Bebek 62 gün kuvözde kaldıktan sonra 28.03.2009 tarihinde taburcu edilmiştir. Anne taburculuk sonrasında durumdan şüphelenip bebeği bir Tıp Fakültesi Hastanesine götürmüş ve bu hastane tarafından bir başka Tıp Fakültesi Hastanesine sevk edilmiştir. Burada yapılan muayenede bebeğe prematüre retinopatisi (ROP) teşhisi konulmuştur. Teşhis sonrasında yapılan lazer uygulamalarından ise herhangi bir sonuç alınamamıştır.
Lazer tedavisi uygulayan tıp fakültesinde anneye bebeğin henüz kuvözdeyken getirilmesi gerektiği, iki aydan daha uzun bir süre sonra yapılan başvurunun geç olduğu ifade edilmiştir.
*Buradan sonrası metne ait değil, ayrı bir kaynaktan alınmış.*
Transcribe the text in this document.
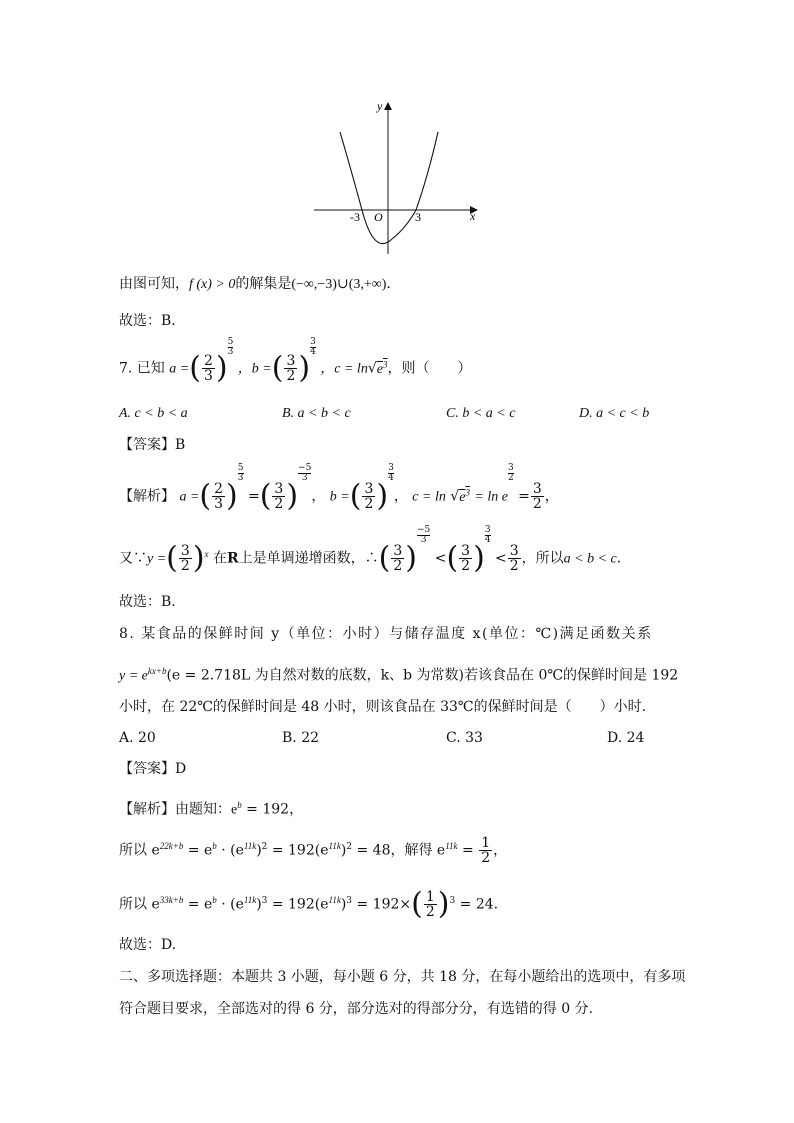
y
x
O
-3	3
由图可知，f (x) > 0的解集是(−∞,−3)∪(3,+∞).
故选：B．
7. 已知 a =( $\frac{2}{3}$ )
$\frac{5}{3}$
，b =( $\frac{3}{2}$ )
$\frac{3}{4}$
，$c = \ln√e^3$，则（　　）
A. c < b < a	B. a < b < c	C. b < a < c	D. a < c < b
【答案】B
【解析】 a =( $\frac{2}{3}$ )
$\frac{5}{3}$
=( $\frac{3}{2}$ )
$\frac{-5}{3}$
， b =( $\frac{3}{2}$ )
$\frac{3}{4}$
， $c = \ln √e^3 = \ln e$
$\frac{3}{2}$
= $\frac{3}{2}$ ，
又∵y =( $\frac{3}{2} )^x$ 在R上是单调递增函数，∴( $\frac{3}{2}$ )
$\frac{-5}{3}$
<( $\frac{3}{2}$ )
$\frac{3}{4}$
< $\frac{3}{2}$ ，所以a < b < c.
故选：B.
8. 某食品的保鲜时间 y（单位：小时）与储存温度 x(单位：℃)满足函数关系
$y = e^{kx+b}(e = 2.718L$ 为自然对数的底数，k、b 为常数)若该食品在 0℃的保鲜时间是 192
小时，在 22℃的保鲜时间是 48 小时，则该食品在 33℃的保鲜时间是（　　）小时.
A. 20	B. 22	C. 33	D. 24
【答案】D
【解析】由题知：$e^b = 192$，
所以 $e^{22k+b} = e^b \cdot (e^{11k})^2 = 192(e^{11k})^2 = 48$，解得 $e^{11k} = \frac{1}{2}$ ，
所以 $e^{33k+b} = e^b \cdot (e^{11k})^3 = 192(e^{11k})^3 = 192\times( \frac{1}{2} )^3 = 24$.
故选：D.
二、多项选择题：本题共 3 小题，每小题 6 分，共 18 分，在每小题给出的选项中，有多项
符合题目要求，全部选对的得 6 分，部分选对的得部分分，有选错的得 0 分.
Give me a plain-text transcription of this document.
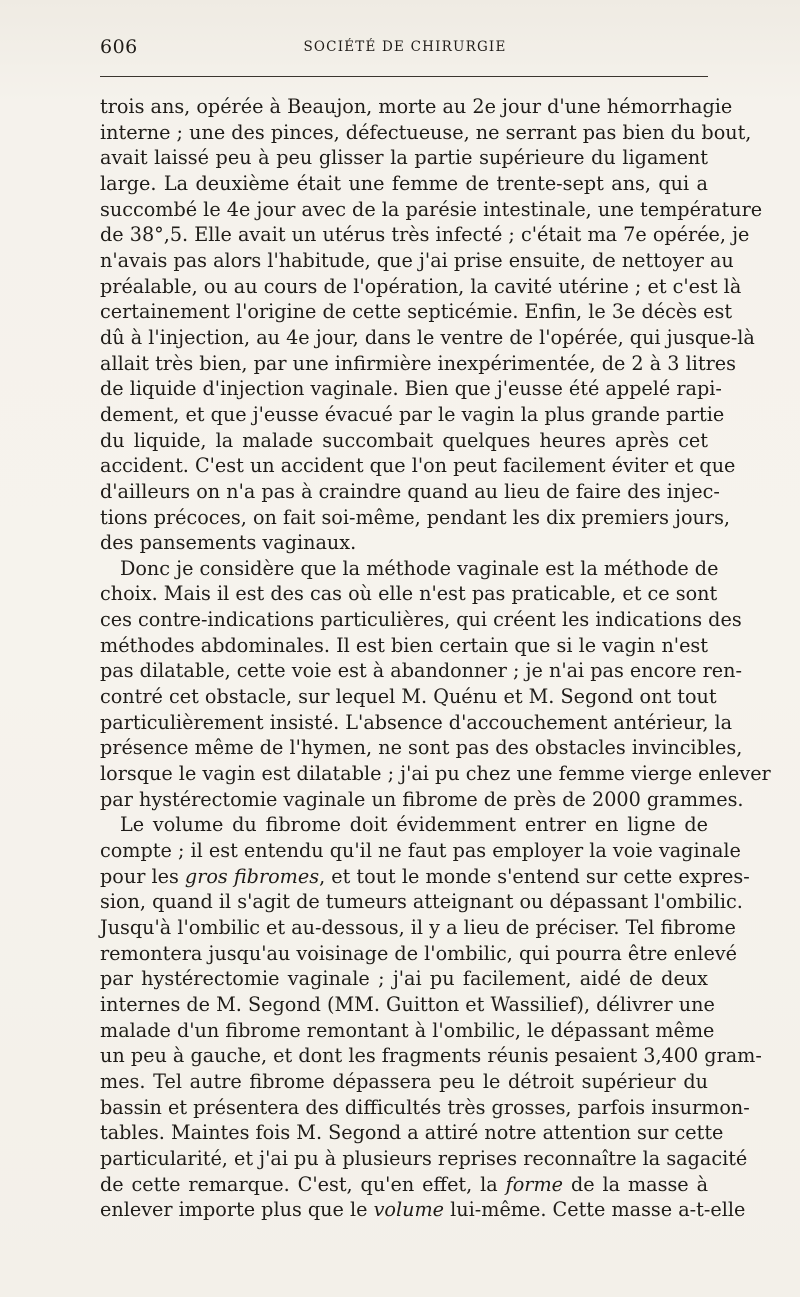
606	SOCIÉTÉ DE CHIRURGIE
trois ans, opérée à Beaujon, morte au 2e jour d'une hémorrhagie
interne ; une des pinces, défectueuse, ne serrant pas bien du bout,
avait laissé peu à peu glisser la partie supérieure du ligament
large. La deuxième était une femme de trente-sept ans, qui a
succombé le 4e jour avec de la parésie intestinale, une température
de 38°,5. Elle avait un utérus très infecté ; c'était ma 7e opérée, je
n'avais pas alors l'habitude, que j'ai prise ensuite, de nettoyer au
préalable, ou au cours de l'opération, la cavité utérine ; et c'est là
certainement l'origine de cette septicémie. Enfin, le 3e décès est
dû à l'injection, au 4e jour, dans le ventre de l'opérée, qui jusque-là
allait très bien, par une infirmière inexpérimentée, de 2 à 3 litres
de liquide d'injection vaginale. Bien que j'eusse été appelé rapi-
dement, et que j'eusse évacué par le vagin la plus grande partie
du liquide, la malade succombait quelques heures après cet
accident. C'est un accident que l'on peut facilement éviter et que
d'ailleurs on n'a pas à craindre quand au lieu de faire des injec-
tions précoces, on fait soi-même, pendant les dix premiers jours,
des pansements vaginaux.
Donc je considère que la méthode vaginale est la méthode de
choix. Mais il est des cas où elle n'est pas praticable, et ce sont
ces contre-indications particulières, qui créent les indications des
méthodes abdominales. Il est bien certain que si le vagin n'est
pas dilatable, cette voie est à abandonner ; je n'ai pas encore ren-
contré cet obstacle, sur lequel M. Quénu et M. Segond ont tout
particulièrement insisté. L'absence d'accouchement antérieur, la
présence même de l'hymen, ne sont pas des obstacles invincibles,
lorsque le vagin est dilatable ; j'ai pu chez une femme vierge enlever
par hystérectomie vaginale un fibrome de près de 2000 grammes.
Le volume du fibrome doit évidemment entrer en ligne de
compte ; il est entendu qu'il ne faut pas employer la voie vaginale
pour les gros fibromes, et tout le monde s'entend sur cette expres-
sion, quand il s'agit de tumeurs atteignant ou dépassant l'ombilic.
Jusqu'à l'ombilic et au-dessous, il y a lieu de préciser. Tel fibrome
remontera jusqu'au voisinage de l'ombilic, qui pourra être enlevé
par hystérectomie vaginale ; j'ai pu facilement, aidé de deux
internes de M. Segond (MM. Guitton et Wassilief), délivrer une
malade d'un fibrome remontant à l'ombilic, le dépassant même
un peu à gauche, et dont les fragments réunis pesaient 3,400 gram-
mes. Tel autre fibrome dépassera peu le détroit supérieur du
bassin et présentera des difficultés très grosses, parfois insurmon-
tables. Maintes fois M. Segond a attiré notre attention sur cette
particularité, et j'ai pu à plusieurs reprises reconnaître la sagacité
de cette remarque. C'est, qu'en effet, la forme de la masse à
enlever importe plus que le volume lui-même. Cette masse a-t-elle
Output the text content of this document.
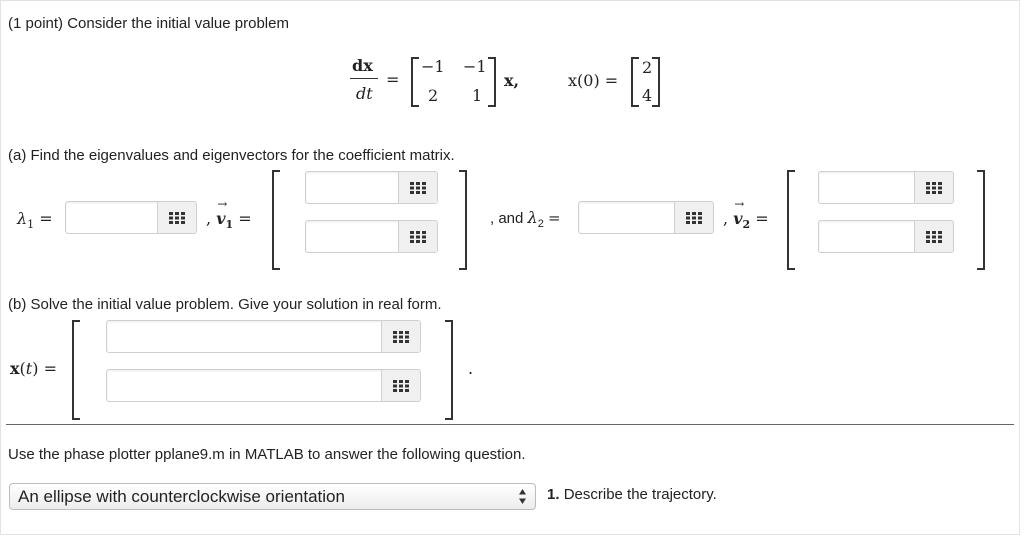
(1 point) Consider the initial value problem
dx
dt
=
−1 −1
2 1
x,	x(0) =
2
4
(a) Find the eigenvalues and eigenvectors for the coefficient matrix.
$\lambda_1$ =	, v
→
$_1$ =	, and $\lambda_2$ =	, v
→
$_2$ =
(b) Solve the initial value problem. Give your solution in real form.
x(t) =	.
Use the phase plotter pplane9.m in MATLAB to answer the following question.
An ellipse with counterclockwise orientation	1. Describe the trajectory.
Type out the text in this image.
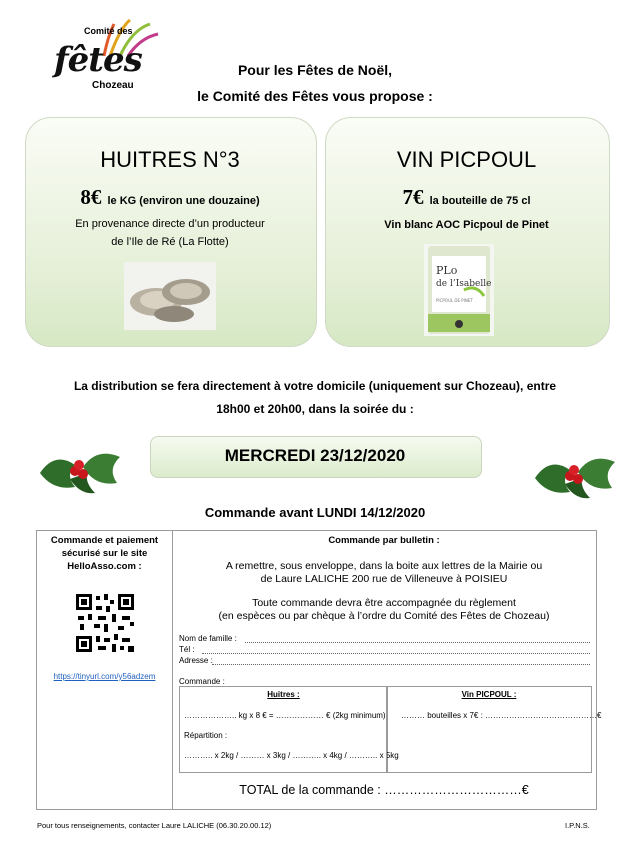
Comité des
fêtes
Chozeau
Pour les Fêtes de Noël,
le Comité des Fêtes vous propose :
HUITRES N°3
8€ le KG (environ une douzaine)
En provenance directe d’un producteur
de l’Ile de Ré (La Flotte)
VIN PICPOUL
7€ la bouteille de 75 cl
Vin blanc AOC Picpoul de Pinet
PLo
de l’Isabelle
PICPOUL DE PINET
La distribution se fera directement à votre domicile (uniquement sur Chozeau), entre
18h00 et 20h00, dans la soirée du :
MERCREDI 23/12/2020
Commande avant LUNDI 14/12/2020
Commande et paiement
sécurisé sur le site
HelloAsso.com :
https://tinyurl.com/y56adzem
Commande par bulletin :
A remettre, sous enveloppe, dans la boite aux lettres de la Mairie ou
de Laure LALICHE 200 rue de Villeneuve à POISIEU
Toute commande devra être accompagnée du règlement
(en espèces ou par chèque à l’ordre du Comité des Fêtes de Chozeau)
Nom de famille :
Tél :
Adresse :
Commande :
Huitres :
……………….. kg x 8 € = ……………… € (2kg minimum)
Répartition :
……….. x 2kg / ……… x 3kg / ……….. x 4kg / ……….. x 5kg
Vin PICPOUL :
……… bouteilles x 7€ : ……………………………………€
TOTAL de la commande : ……………………………€
Pour tous renseignements, contacter Laure LALICHE (06.30.20.00.12)	I.P.N.S.
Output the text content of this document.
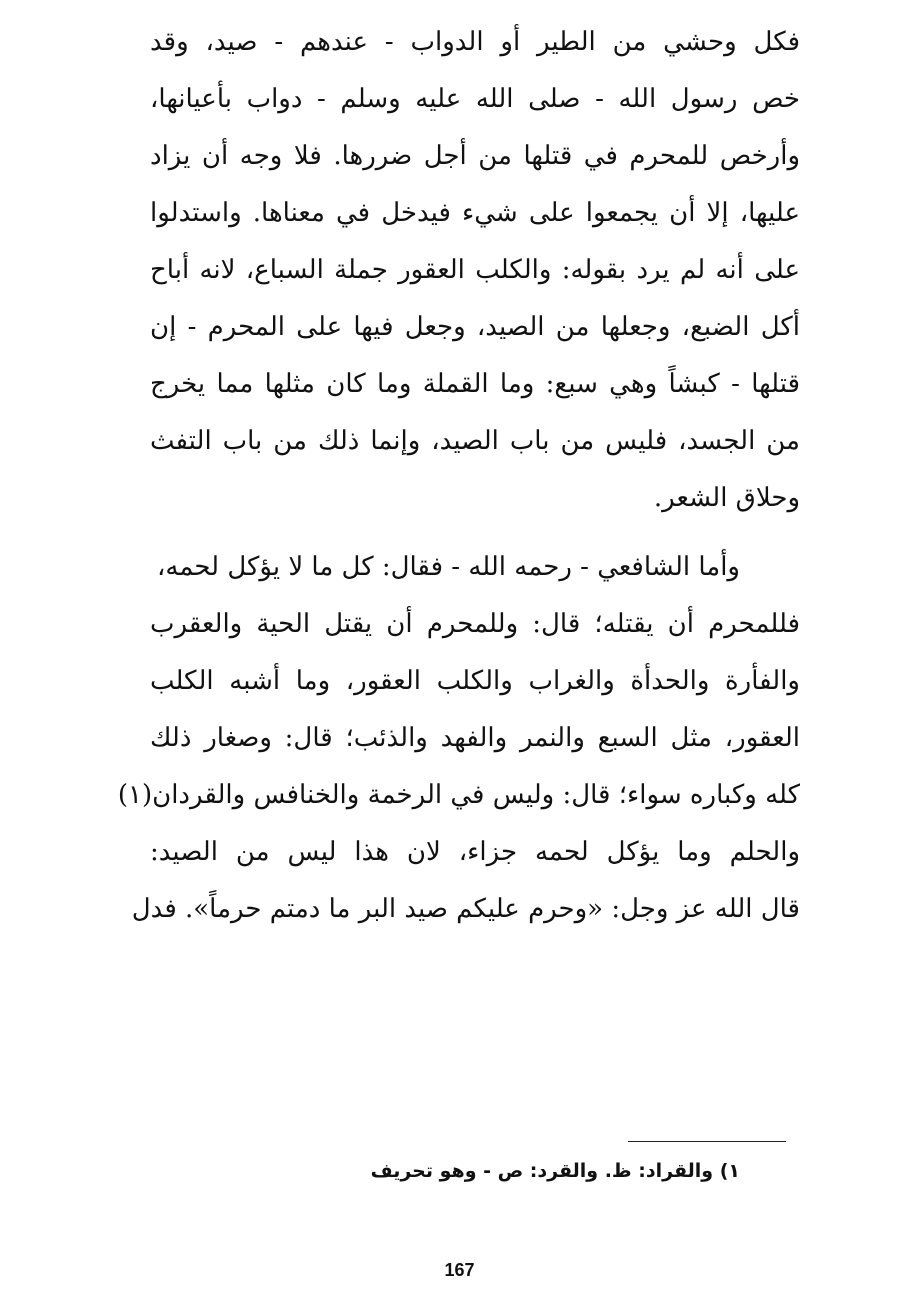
فكل وحشي من الطير أو الدواب - عندهم - صيد، وقد
خص رسول الله - صلى الله عليه وسلم - دواب بأعيانها،
وأرخص للمحرم في قتلها من أجل ضررها. فلا وجه أن يزاد
عليها، إلا أن يجمعوا على شيء فيدخل في معناها. واستدلوا
على أنه لم يرد بقوله: والكلب العقور جملة السباع، لانه أباح
أكل الضبع، وجعلها من الصيد، وجعل فيها على المحرم - إن
قتلها - كبشاً وهي سبع: وما القملة وما كان مثلها مما يخرج
من الجسد، فليس من باب الصيد، وإنما ذلك من باب التفث
وحلاق الشعر.
وأما الشافعي - رحمه الله - فقال: كل ما لا يؤكل لحمه،
فللمحرم أن يقتله؛ قال: وللمحرم أن يقتل الحية والعقرب
والفأرة والحدأة والغراب والكلب العقور، وما أشبه الكلب
العقور، مثل السبع والنمر والفهد والذئب؛ قال: وصغار ذلك
كله وكباره سواء؛ قال: وليس في الرخمة والخنافس والقردان(١)
والحلم وما يؤكل لحمه جزاء، لان هذا ليس من الصيد:
قال الله عز وجل: «وحرم عليكم صيد البر ما دمتم حرماً». فدل
١) والقراد: ظ. والقرد: ص - وهو تحريف
167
Daha sonra hastanın sağ gözü için Özel A… Hastanesinde, sol gözü için de Tıp Fakültesinde ameliyat yapılmış fakat sonuç alınamamıştır.
Aile tarafından hastane ve çocuk hekimi hakkında gerekli muayeneyi yapmamak, eksik ve yanlış değerlendirme yapmak, kontrolleri aksatmak, bebeği zamanında tam teşekküllü bir hastaneye sevk etmemek, tıbbi standartları uygulamamak, gerekli dikkat ve özeni göstermemiş olmak gibi iddialarla tazminat davası açılmıştır.
Bu davadan sonra aile aynı zamanda göz hekimi hakkında da tazminat davası açmış ve bu davaların birleştirilmesine karar verilmiştir. Yapılan yargılama sonucunda, yerel mahkemece, çocuk hastalıkları uzmanının kusurunun bulunmadığı gerekçesiyle bu davalı hakkındaki maddi ve manevi tazminat talebi reddedilmiştir.
Aynı talepler, hastane ve göz hastalıkları uzmanı yönünden ise kabul edilmiştir. Karar İstinaf Mahkemesince, faiz ve manevi tazminatın miktarı yönünden kaldırılmış olsa da esas bakımından bir değişiklik olmamış ve neticede Yargıtay da İstinaf Mahkemesi kararını onamıştır.
Kararda çocuk hekimine yönelik kusur iddiası mahkemece kabul görmemiştir. Ancak Mahkeme konsültan göz hekimini kusurlu bulmuştur. Kanaatimizce kararda altı çizilmesi gereken nokta burasıdır.
Kararda bebek için 35.000 TL, anne ve babanın her biri için de 25.000 TL manevi tazminat ödenmesi gerektiğine karar verilmiştir. Keza davada bebek için 415.000 TL maddi tazminat ödenmesine ilişkin hüküm kurulmuştur. Anılan bedele ıslah tarihi olan 2014 yılından itibaren faiz yürütülmesi hüküm altına alınmıştır.
Olayla ilgili olarak bir ceza soruşturması veya davasının olup olmadığı tarafımızca tespit edilememiştir. Tazminat yargılamasına ilişkin kararda bu hususta herhangi bir açıklama mevcut değildir.